Published on 12:00 AM, March 25, 2019

Editorial

111 draft recommendations of Road Safety Committee!

Missing the forest for the trees

Students sit in to protest the death of Abrar Ahmed. Photo: Star

If numbers are meant to impress, one must admit that the latest report of the latest committee on road safety, albeit in draft form presently, is a voluminous document deserving our praise. But the fact is that most of the proposals are regurgitations of suggestions of previous committees, or rules or instructions issued from time to time by the relevant authorities or the occasional directives from the prime minister herself.

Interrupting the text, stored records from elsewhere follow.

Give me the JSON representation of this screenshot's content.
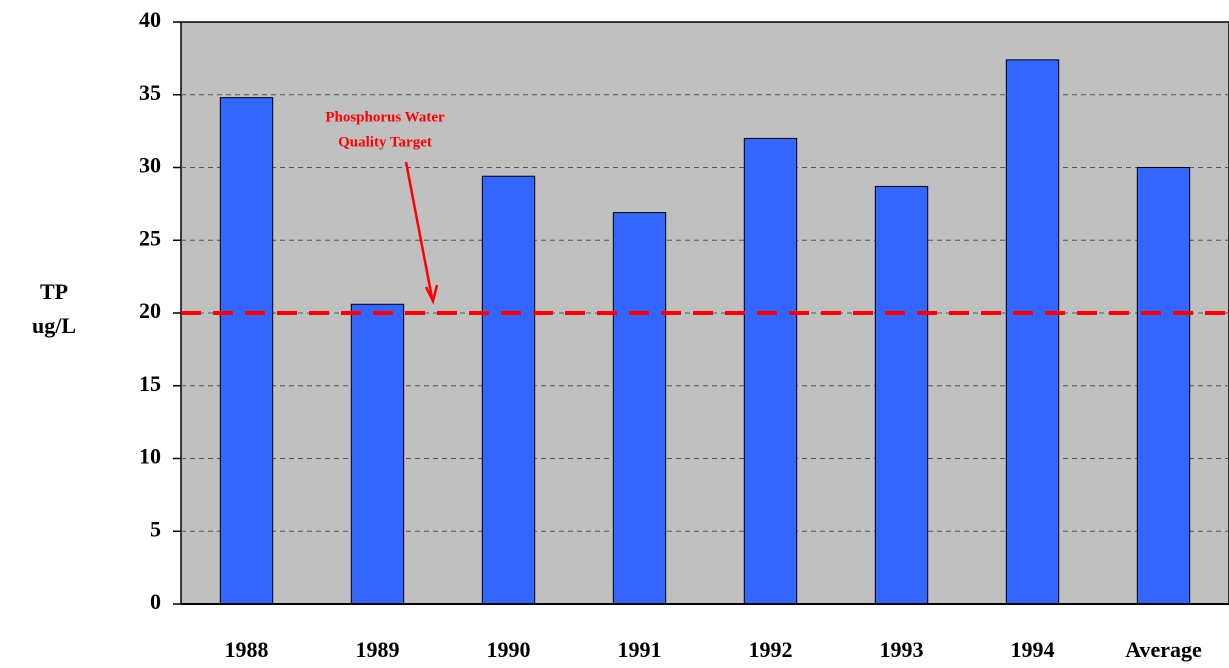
{
  "chart_data": {
    "type": "bar",
    "categories": [
      "1988",
      "1989",
      "1990",
      "1991",
      "1992",
      "1993",
      "1994",
      "Average"
    ],
    "values": [
      34.8,
      20.6,
      29.4,
      26.9,
      32.0,
      28.7,
      37.4,
      30.0
    ],
    "color": "#3366ff",
    "ylabel": [
      "TP",
      "ug/L"
    ],
    "ylim": [
      0,
      40
    ],
    "yticks": [
      0,
      5,
      10,
      15,
      20,
      25,
      30,
      35,
      40
    ],
    "grid": true,
    "target": {
      "value": 20,
      "label": [
        "Phosphorus Water",
        "Quality Target"
      ],
      "color": "#ff0000"
    }
  }
}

We are afraid that the suggestions of the committee do not reflect the priority with which certain important aspects should be addressed. The committee has endorsed creating a road safety authority under the supervision of the prime minister. One wonders if there is a need for another supervisory body when there is already quite a number of them including the National Road Safety Council. And we fail to comprehend what the committee means when it says that the media should refrain from carrying negative or confusing news about an accident. The media only reports the incident. It neither manufacture the news nor the casualty figures.

On the contrary, certain urgent matters do not find mention in the list of things that should be done in the short-term, like getting decrepit, unfit vehicles off the road immediately, starting a drive to haul up unregistered vehicles and drivers without valid license and getting them off the road instantly. These do not need weeks or months to do but can be addressed in a matter of days. 

It would not be out of place to ask about the fate of the Prof Anwar Commission Report. This road safety committee, which was set up in 2011, suggested more than 50 recommendations in its report which it had submitted in 2012. Many of its proposals have been borrowed by the current committee. It only suggests that there has been a miserable failure in implementing those. More committees and more advice end up in procrastinating the problems; road safety issue is a glaring example. There are plenty of very good propositions, what is missing is implementation. We would like to submit that the authorities must not fail to see the bigger picture while trying to sort out the issues of lesser priority.